Aku melihat Kak Reynan yang diam tak berkutik. Kenapa dia tidak menyanggah dan
menahanku untuk tetap bersamanya? Bibirku bergetar menahan tangis. Aku masih tidak
menyangka dengan semua ini. Aku terjebak dalam permainanku sendiri. Aku kehilangan
kesempatan untuk memenangkan game ini. Aku memilih kalah.

“Zeline…?”Aku masih mempertanyakan tentang Zeline dengan lirih.

“Biar Reynan yang menjelaskan semuannya, Aku turun dulu mau ke UKS. Perih ditonjok
saudara sendiri.”

Aku membiarkan Sam turun, dan kini tinggal aku dan Kak Reynan. Canggung. Aku
bingung harus memulai bertanya dari mana.
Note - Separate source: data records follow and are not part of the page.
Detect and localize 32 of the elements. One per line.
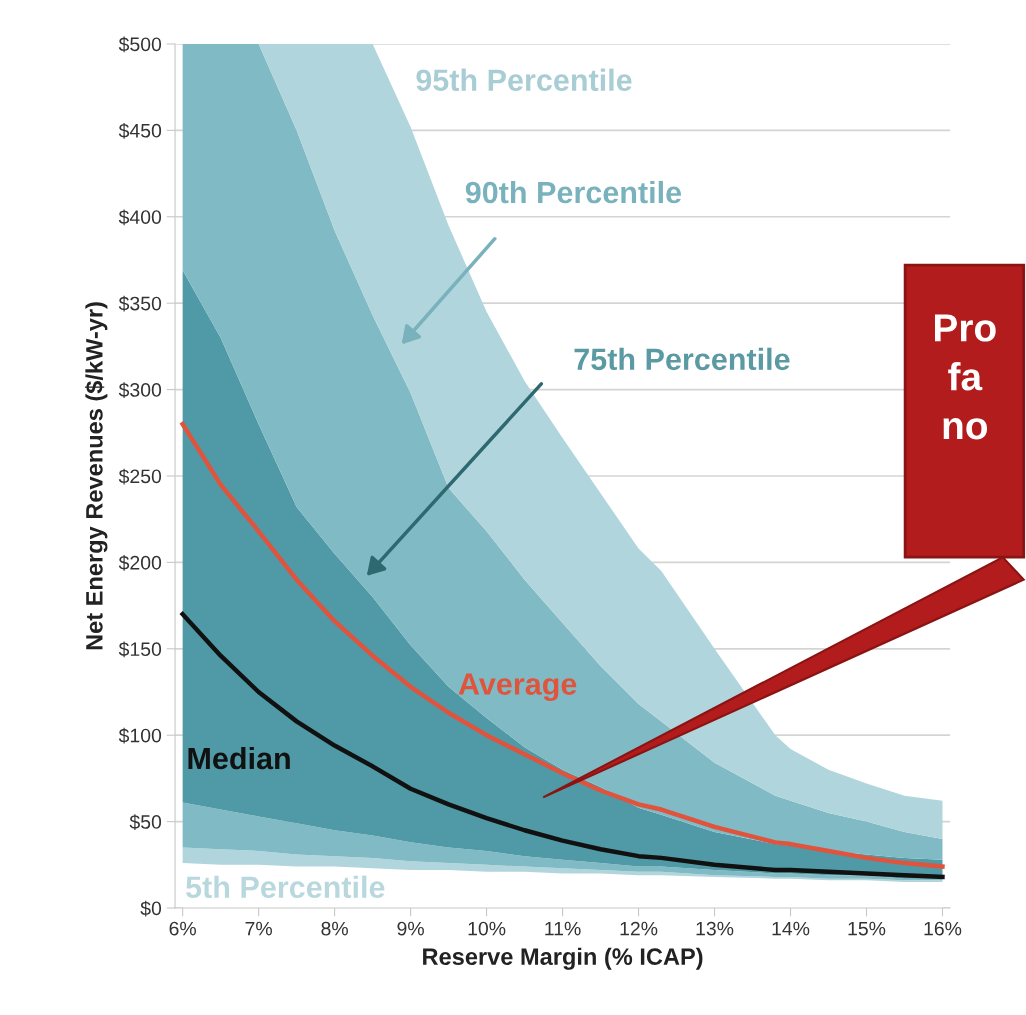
x-tick-label: 15% [848,921,886,936]
x-tick-label: 16% [924,921,962,936]
y-axis-title: Net Energy Revenues ($/kW-yr) [84,302,108,650]
annotation: 5th Percentile [186,875,385,899]
x-tick-label: 6% [169,921,196,936]
x-tick-label: 8% [321,921,348,936]
y-tick-label: $100 [118,727,162,744]
annotation: Pro fa no [934,314,996,440]
y-tick-label: $250 [118,468,162,485]
y-tick-label: $500 [118,36,162,53]
x-tick-label: 14% [772,921,810,936]
x-axis-title: Reserve Margin (% ICAP) [423,947,703,970]
y-tick-label: $50 [129,814,162,831]
y-tick-label: $350 [118,295,162,312]
y-tick-label: $400 [118,209,162,226]
annotation: Median [188,746,290,770]
y-tick-label: $300 [118,382,162,398]
x-tick-label: 9% [397,921,424,936]
line-series [180,421,945,869]
x-tick-label: 10% [468,921,506,936]
annotation: Average [458,673,577,702]
x-tick-label: 11% [545,921,581,936]
y-tick-label: $0 [140,900,162,917]
y-tick-label: $150 [118,641,162,658]
x-tick-label: 7% [245,921,272,936]
y-tick-label: $200 [118,555,162,571]
annotation: 95th Percentile [416,68,632,92]
x-tick-label: 12% [620,921,658,936]
y-tick-label: $450 [118,123,162,139]
annotation: 75th Percentile [574,347,790,371]
annotation: 90th Percentile [465,180,682,204]
x-tick-label: 13% [696,921,734,936]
Kami sudah sering bersama. Memadu cerita dan
mengukir kenangan bersama. Walaupun baru satu bulan aku memasuki kehidupannya, tetapi
dengan mudah dia memasuki ruang tersendiri dihatiku. Seharusnya aku tidak membuka hati.
Seharusnya aku egois. Seharusnya aku aku menggunakan waktuku untuk memenangkan
permainan. Bukan tenggalam bersama perasaan. Kalut.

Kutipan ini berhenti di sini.